Coal miners get ultimatum

HARARE - Mines minister Walter Chidakwa has threatened to cancel mining licences of two coal miners, Monaf Investment (Monaf) and Appex Petroleum (Appex), due to non-performance.

Chidakwa said government was not happy with lack of progress by the two coal miners which received grants seven years ago to mine coal in Lubu, Lasulu and Binga.

The duo’s mining licences will expire this year and there’s a huge possibility that the licences may not be renewed in January next year.

“The law says that we must give them six months and renewable in another six months and then look at the activity that is taking place on the ground.  If that does not happen, the government can in fact withdraw the exploration grant that would have been given to them,” he told Senators last week.

“I do not know whether they are in their first six months or in their second six months.  I am aware that once it reaches 12 months with no activity on the ground, we should in fact withdraw the special grant and enable somebody else to do the exploration,” Chidakwa said.

Both companies received their grants in 2010 with the intention of setting up thermal power stations and coal mining ventures, a development that was expected to uplift impoverished Binga.

The mines were also expected to complement power generation by Hwange Thermal Power Station, Kariba Hydro-electricity Power Station and other power stations to help the country plug its power deficit.

However, there has been little progress on the ground.

This comes as Zimbabwe’s coal output — integral to Zimbabwe’s energy industry — plummeted 38 percent at the end of 2016 to close the year at 2,7 million tonnes from 4,3 million tonnes, crippling thermal electricity generation in the country.

Monaf was issued with Special Grant, SG 4686, covering 19 236 hectares, in March, 2010 for a period of three years.

The Special Grant — known as the Lubu Coalfields — is situated 60km due South of the town of Binga in Matabeleland North.

According to Chidakwa, over the three-year tenure, Monaf embarked on an exploration programme.

During this time, the miner spent approximately $4,1 million on analysis of more than 500 samples and hired experts to complete the design and management of the exploration programme.
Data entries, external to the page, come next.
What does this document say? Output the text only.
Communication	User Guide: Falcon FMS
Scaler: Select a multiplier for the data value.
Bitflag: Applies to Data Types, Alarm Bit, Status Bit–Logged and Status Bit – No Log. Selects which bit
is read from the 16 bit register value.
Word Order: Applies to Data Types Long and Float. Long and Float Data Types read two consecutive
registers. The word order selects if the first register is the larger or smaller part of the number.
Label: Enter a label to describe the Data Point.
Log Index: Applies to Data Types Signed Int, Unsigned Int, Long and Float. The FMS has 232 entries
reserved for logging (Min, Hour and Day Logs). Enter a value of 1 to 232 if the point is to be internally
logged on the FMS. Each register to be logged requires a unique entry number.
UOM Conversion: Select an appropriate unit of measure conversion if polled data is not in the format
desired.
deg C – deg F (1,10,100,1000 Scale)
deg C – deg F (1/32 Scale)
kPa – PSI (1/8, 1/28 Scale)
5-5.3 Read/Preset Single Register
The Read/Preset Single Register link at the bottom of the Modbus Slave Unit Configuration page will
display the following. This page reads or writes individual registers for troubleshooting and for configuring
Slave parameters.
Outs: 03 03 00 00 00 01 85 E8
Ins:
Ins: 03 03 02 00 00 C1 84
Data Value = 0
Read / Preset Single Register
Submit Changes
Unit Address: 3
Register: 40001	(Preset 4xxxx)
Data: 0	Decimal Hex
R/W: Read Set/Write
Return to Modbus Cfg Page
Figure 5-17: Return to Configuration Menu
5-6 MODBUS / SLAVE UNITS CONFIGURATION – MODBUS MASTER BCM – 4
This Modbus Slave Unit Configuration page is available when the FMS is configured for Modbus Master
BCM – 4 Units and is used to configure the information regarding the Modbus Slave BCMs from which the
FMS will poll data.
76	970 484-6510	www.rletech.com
“Then the first tenure expired in 2013, the company then applied for an extension of the Special Grant which was granted for a period of two years.  This started from January 8, 2016 to January 7, 2018.
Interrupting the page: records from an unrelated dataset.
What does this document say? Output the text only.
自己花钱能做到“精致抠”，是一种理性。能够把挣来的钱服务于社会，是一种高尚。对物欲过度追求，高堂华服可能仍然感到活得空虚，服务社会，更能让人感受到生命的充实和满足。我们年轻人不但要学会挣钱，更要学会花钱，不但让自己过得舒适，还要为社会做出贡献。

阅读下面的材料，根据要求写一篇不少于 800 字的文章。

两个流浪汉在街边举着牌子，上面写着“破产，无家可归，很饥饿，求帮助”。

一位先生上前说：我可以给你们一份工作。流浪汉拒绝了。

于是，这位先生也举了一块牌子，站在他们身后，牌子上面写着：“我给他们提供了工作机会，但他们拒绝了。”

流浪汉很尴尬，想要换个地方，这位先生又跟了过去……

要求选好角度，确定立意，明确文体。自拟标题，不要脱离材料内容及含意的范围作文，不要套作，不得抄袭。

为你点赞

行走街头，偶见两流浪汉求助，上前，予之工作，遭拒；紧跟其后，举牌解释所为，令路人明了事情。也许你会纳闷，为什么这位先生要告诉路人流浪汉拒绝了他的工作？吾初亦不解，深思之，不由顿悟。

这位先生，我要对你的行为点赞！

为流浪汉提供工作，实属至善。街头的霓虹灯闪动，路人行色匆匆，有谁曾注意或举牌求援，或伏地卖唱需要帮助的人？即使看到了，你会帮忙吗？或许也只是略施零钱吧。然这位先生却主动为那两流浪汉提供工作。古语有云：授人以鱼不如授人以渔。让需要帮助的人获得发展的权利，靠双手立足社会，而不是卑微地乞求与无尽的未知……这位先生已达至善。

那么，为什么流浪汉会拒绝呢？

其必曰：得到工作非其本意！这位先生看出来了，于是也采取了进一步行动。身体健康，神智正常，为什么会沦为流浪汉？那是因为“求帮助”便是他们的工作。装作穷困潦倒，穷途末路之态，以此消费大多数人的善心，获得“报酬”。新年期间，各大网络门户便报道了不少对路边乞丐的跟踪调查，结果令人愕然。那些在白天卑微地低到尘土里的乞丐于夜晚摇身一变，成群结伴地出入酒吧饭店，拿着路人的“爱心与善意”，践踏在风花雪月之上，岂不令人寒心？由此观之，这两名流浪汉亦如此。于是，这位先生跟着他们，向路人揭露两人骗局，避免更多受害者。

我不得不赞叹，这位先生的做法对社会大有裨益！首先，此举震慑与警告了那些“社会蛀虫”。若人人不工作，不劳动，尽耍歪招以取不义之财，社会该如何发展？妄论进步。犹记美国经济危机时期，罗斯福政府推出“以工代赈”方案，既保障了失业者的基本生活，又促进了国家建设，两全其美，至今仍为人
“During the almost three years of waiting before the renewal, the camp was dismantled, workers were disengaged, access roads were destroyed by rain and there was no maintenance.  What they are doing now is to re-mobilise funding in order to start the activities.

“We hope that re-mobilisation exercise will be completed soon and it will enable them to continue with the exploration programme,” the minister said.

With regards Appex, Chidakwa said the miner was granted Special Grant 4949 and 4950 70km South-East of Binga, covering 2 000 hectares.

“During this tenure, an exploration programme was started which included Phase 1 exploration drilling, termed twin holes, which was aimed at ascertaining confidence in the historical data from the Shell Coal Company and nine diamond drill holes were completed.

“Phase two exploration drilling had planned 30 diamond drill holes but then completed 23 diamond drill holes on a grid roughly one km by one km, meant for resource and quality data determination.

“The tenure expired in 2013 and the company applied for an extension of the Special Grant, which was granted for another two years, starting from January 8, 2016 to January 7, 2018.

“We hope that this will enable them to do their work. What they have been doing is simply to review historical data.  That is it in terms of Lubu, part of it is really reviewing historical data,” he said.